Sharon along with husband Ron loves the arts and have attended shows at the Civic Center for years.
“They're just so entertaining and plus you know get a little hint of culture in there and we like doing that,” she said.
However, Sharon admits her hearing aids have limited her overall experience.
“I've had hearing aids for more than half my life,” she said. “It was frustrating in the sense that there were a lot of times I had to nudge my husband and say now what did they say, what they did there.”
John Siska is the General Manager at the Civic Center.
“A lot of patrons will not come to shows because they have a hard time hearing,” he said
He says that's why the city upgraded the sound system at the Civic Center with a "hearing loop."
“There's no ambient sound, there's no background noise,” Siska said. “They have no interference of any other source.

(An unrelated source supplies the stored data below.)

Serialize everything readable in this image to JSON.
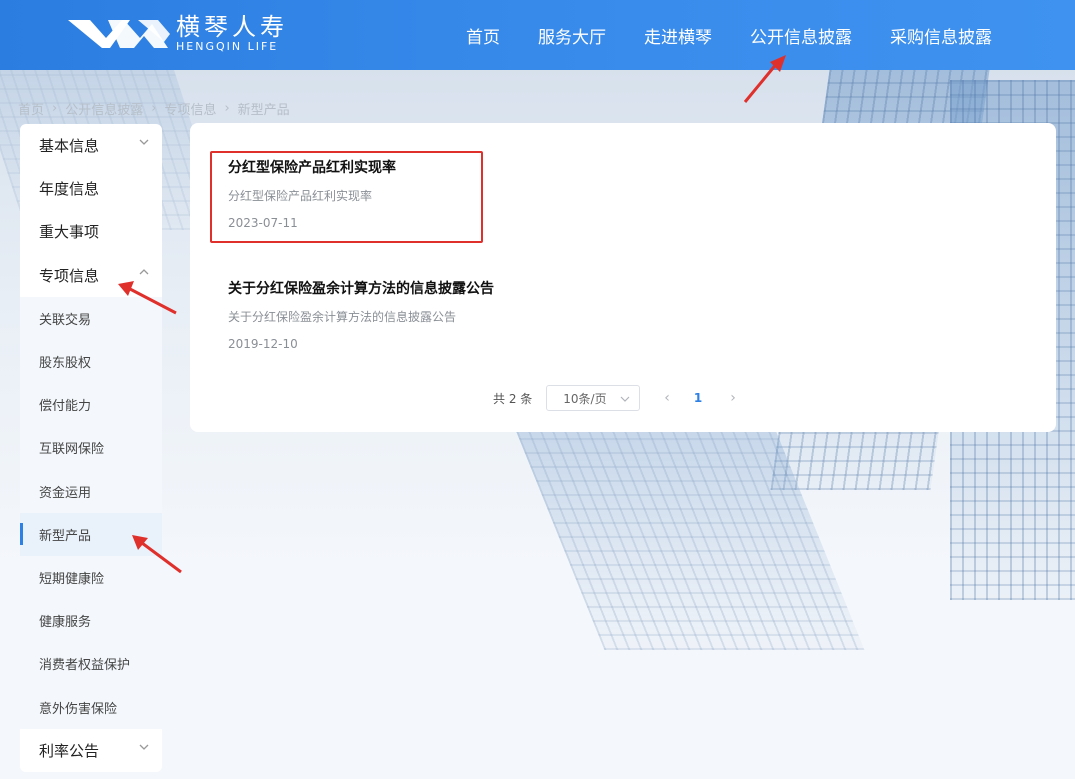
{
  "header": {
    "logo_cn": "横琴人寿",
    "logo_en": "HENGQIN LIFE",
    "nav": [
      {
        "label": "首页"
      },
      {
        "label": "服务大厅"
      },
      {
        "label": "走进横琴"
      },
      {
        "label": "公开信息披露"
      },
      {
        "label": "采购信息披露"
      }
    ]
  },
  "breadcrumb": [
    "首页",
    "公开信息披露",
    "专项信息",
    "新型产品"
  ],
  "sidebar": {
    "items": [
      {
        "label": "基本信息",
        "type": "top",
        "chevron": "down"
      },
      {
        "label": "年度信息",
        "type": "top"
      },
      {
        "label": "重大事项",
        "type": "top"
      },
      {
        "label": "专项信息",
        "type": "top",
        "chevron": "up"
      },
      {
        "label": "关联交易",
        "type": "sub"
      },
      {
        "label": "股东股权",
        "type": "sub"
      },
      {
        "label": "偿付能力",
        "type": "sub"
      },
      {
        "label": "互联网保险",
        "type": "sub"
      },
      {
        "label": "资金运用",
        "type": "sub"
      },
      {
        "label": "新型产品",
        "type": "sub",
        "active": true
      },
      {
        "label": "短期健康险",
        "type": "sub"
      },
      {
        "label": "健康服务",
        "type": "sub"
      },
      {
        "label": "消费者权益保护",
        "type": "sub"
      },
      {
        "label": "意外伤害保险",
        "type": "sub"
      },
      {
        "label": "利率公告",
        "type": "top",
        "chevron": "down"
      }
    ]
  },
  "articles": [
    {
      "title": "分红型保险产品红利实现率",
      "desc": "分红型保险产品红利实现率",
      "date": "2023-07-11"
    },
    {
      "title": "关于分红保险盈余计算方法的信息披露公告",
      "desc": "关于分红保险盈余计算方法的信息披露公告",
      "date": "2019-12-10"
    }
  ],
  "pagination": {
    "total_text": "共 2 条",
    "page_size": "10条/页",
    "prev": "‹",
    "current": "1",
    "next": "›"
  },
  "colors": {
    "header_blue": "#2b7de0",
    "accent": "#2d80e4",
    "annotation_red": "#e0302c"
  }
}
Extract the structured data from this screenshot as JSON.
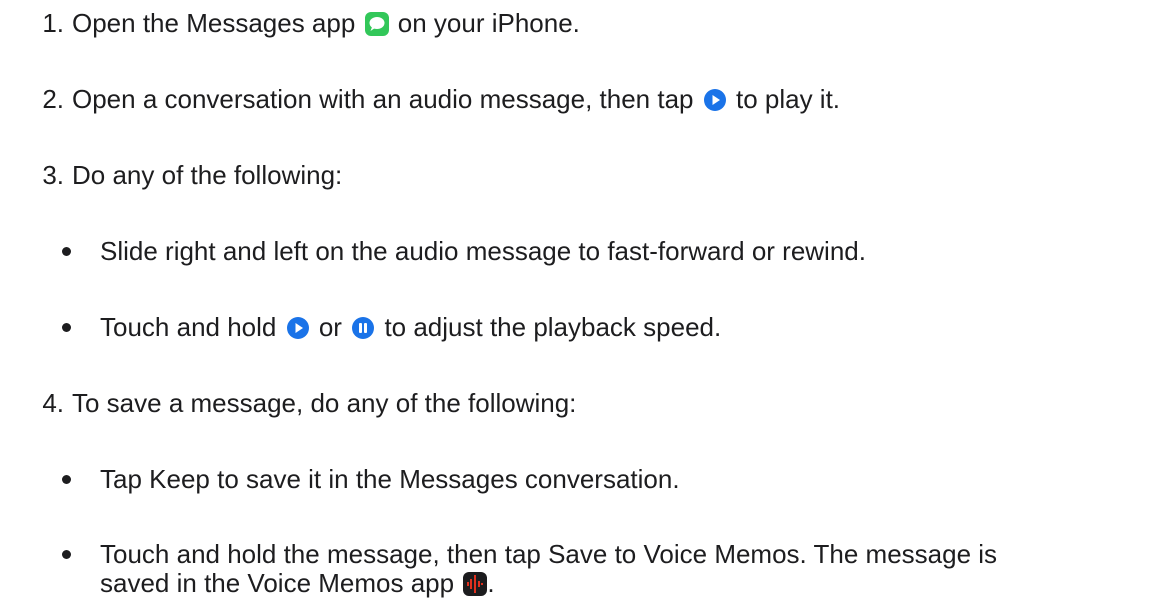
{
  "steps": [
    {
      "number": "1.",
      "before": "Open the Messages app",
      "icon": "messages-app-icon",
      "after": "on your iPhone."
    },
    {
      "number": "2.",
      "before": "Open a conversation with an audio message, then tap",
      "icon": "play-button-icon",
      "after": "to play it."
    },
    {
      "number": "3.",
      "text": "Do any of the following:",
      "bullets": [
        {
          "text": "Slide right and left on the audio message to fast-forward or rewind."
        },
        {
          "before": "Touch and hold",
          "icon1": "play-button-icon",
          "middle": "or",
          "icon2": "pause-button-icon",
          "after": "to adjust the playback speed."
        }
      ]
    },
    {
      "number": "4.",
      "text": "To save a message, do any of the following:",
      "bullets": [
        {
          "text": "Tap Keep to save it in the Messages conversation."
        },
        {
          "line1": "Touch and hold the message, then tap Save to Voice Memos. The message is",
          "line2_before": "saved in the Voice Memos app",
          "icon": "voice-memos-app-icon",
          "line2_after": "."
        }
      ]
    }
  ],
  "colors": {
    "text": "#1d1d1f",
    "messages_green": "#32c759",
    "playback_blue": "#1a73e8",
    "voice_memos_red": "#e0301e"
  }
}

It's a clear, crisp sound that really, they have the best sound in the house.”
A black magnetic strip runs under all the 2,477 seats and sends an electromagnetic signal to the receiver or T-Coil inside most hearing aids and cochlear implants. So with the touch of a button, Sharon’s hearing aid becomes a wireless speaker.
“The sound was directly into my ears and I could hear and understand what was being said and what they were singing, it was just phenomenal,” she said. “It just makes all the difference in the world.”
Headsets also will be available to people who don’t have a hearing device but want to enhance their listening pleasure. The city will hold the ribbon cutting on Monday at 1:30 pm at the Civic Center.